12th February 2008, 12:40 PM
Hi Chaps
The problem I find is that things get very mixed up. For example, I have never been a supporter of the PAS as I believe that it is not the best way to spend public money. That does not mean I am anti metal detectorists or one of the "old boy network" merely that I believe local archaeological curators may be the best people to decide how to allocate community archaeology funds rather then somebody in London. Instead of having a centralised London based scheme I think it would be far better to allocate each county/region funding which is ring-fenced for projects involving metal detectorists and local communities. I also believe that all information relating to archaeology and the historic environment should be placed on the local SMR or HER because heritage is a community asset. Therefore, I am bound to have a problem with a scheme which does not require locational data as that is key to the usefulness of the data.
Every time I say this sort of thing on-line etc I am instantly attacked for being either anti-MD or short sighted as the PAS is "the best community archaeology project in the country".
Over the last two years my colleagues and I have (without using public funds) organised excavation open days and public talks which have involved over 9,000 local people, including using local metal detectorists (volunteering with a professional unit) to survey a battlefield site in advance of a pipeline to ensure proper mitigation. I stress again "at no cost to the public purse". This is over and above the day to day planning/HER work we do. There ain't no glossy expensive annual report about that despite the fact that it was clearly best practice! If we had a Community Archaeology budget of say 15,000 pounds (while a FLO costs c.30,000 pounds) think what I could achieve. Also before the PAS we used to get metal detectorist coming into the HER (well it was the SMR then) so that we could identify finds and they would tell us where they found them! No problems, no hassle so its not like this wasn't happening before the PAS we just didn't have the PR resources (that PAS wastes on spin which should be spent directly on community archaeology) to show off with.

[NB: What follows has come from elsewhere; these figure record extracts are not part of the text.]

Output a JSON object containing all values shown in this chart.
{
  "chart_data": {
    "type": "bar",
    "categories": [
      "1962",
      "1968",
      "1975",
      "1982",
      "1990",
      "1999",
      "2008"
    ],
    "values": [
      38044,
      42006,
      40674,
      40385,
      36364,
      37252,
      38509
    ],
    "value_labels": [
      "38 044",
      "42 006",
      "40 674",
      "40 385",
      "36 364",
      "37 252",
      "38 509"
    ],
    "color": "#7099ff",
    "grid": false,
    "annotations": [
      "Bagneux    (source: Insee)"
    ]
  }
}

Hope this ain't a rant and I can't wait for the normal barrage of abuse I normally get for disagreeing with a very expensive flawed scheme that requires reviews which make it impossible to say the scheme has failed in order to validate its own existence.
Steven
The problem I find is that things get very mixed up. For example, I have never been a supporter of the PAS as I believe that it is not the best way to spend public money. That does not mean I am anti metal detectorists or one of the "old boy network" merely that I believe local archaeological curators may be the best people to decide how to allocate community archaeology funds rather then somebody in London. Instead of having a centralised London based scheme I think it would be far better to allocate each county/region funding which is ring-fenced for projects involving metal detectorists and local communities. I also believe that all information relating to archaeology and the historic environment should be placed on the local SMR or HER because heritage is a community asset. Therefore, I am bound to have a problem with a scheme which does not require locational data as that is key to the usefulness of the data.
Every time I say this sort of thing on-line etc I am instantly attacked for being either anti-MD or short sighted as the PAS is "the best community archaeology project in the country".

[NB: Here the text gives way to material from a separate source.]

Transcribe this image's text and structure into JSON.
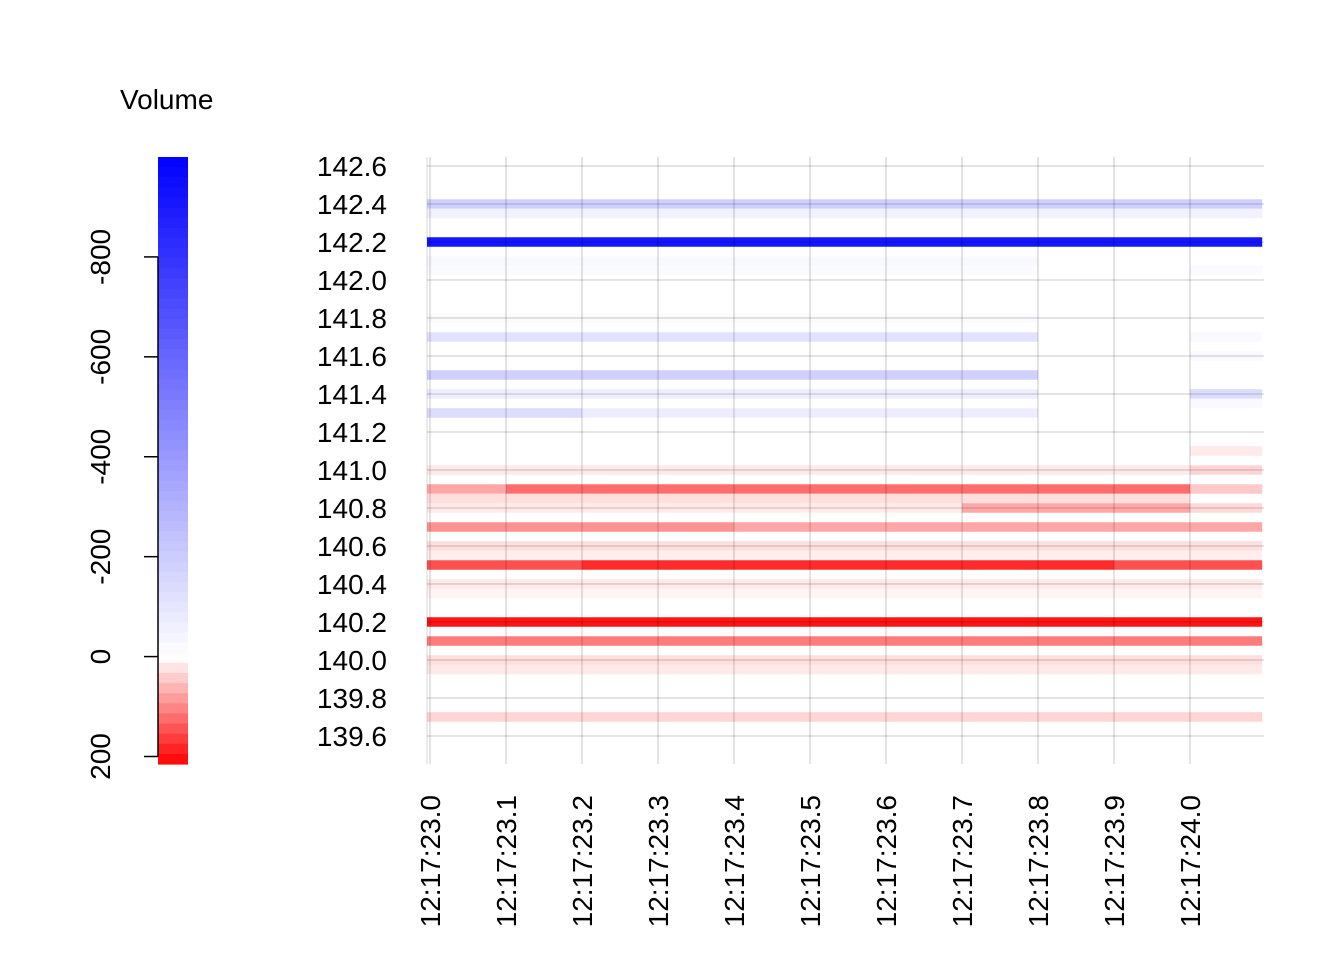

Over the last two years my colleagues and I have (without using public funds) organised excavation open days and public talks which have involved over 9,000 local people, including using local metal detectorists (volunteering with a professional unit) to survey a battlefield site in advance of a pipeline to ensure proper mitigation. I stress again "at no cost to the public purse". This is over and above the day to day planning/HER work we do. There ain't no glossy expensive annual report about that despite the fact that it was clearly best practice! If we had a Community Archaeology budget of say 15,000 pounds (while a FLO costs c.30,000 pounds) think what I could achieve. Also before the PAS we used to get metal detectorist coming into the HER (well it was the SMR then) so that we could identify finds and they would tell us where they found them! No problems, no hassle so its not like this wasn't happening before the PAS we just didn't have the PR resources (that PAS wastes on spin which should be spent directly on community archaeology) to show off with.
Hope this ain't a rant and I can't wait for the normal barrage of abuse I normally get for disagreeing with a very expensive flawed scheme that requires reviews which make it impossible to say the scheme has failed in order to validate its own existence.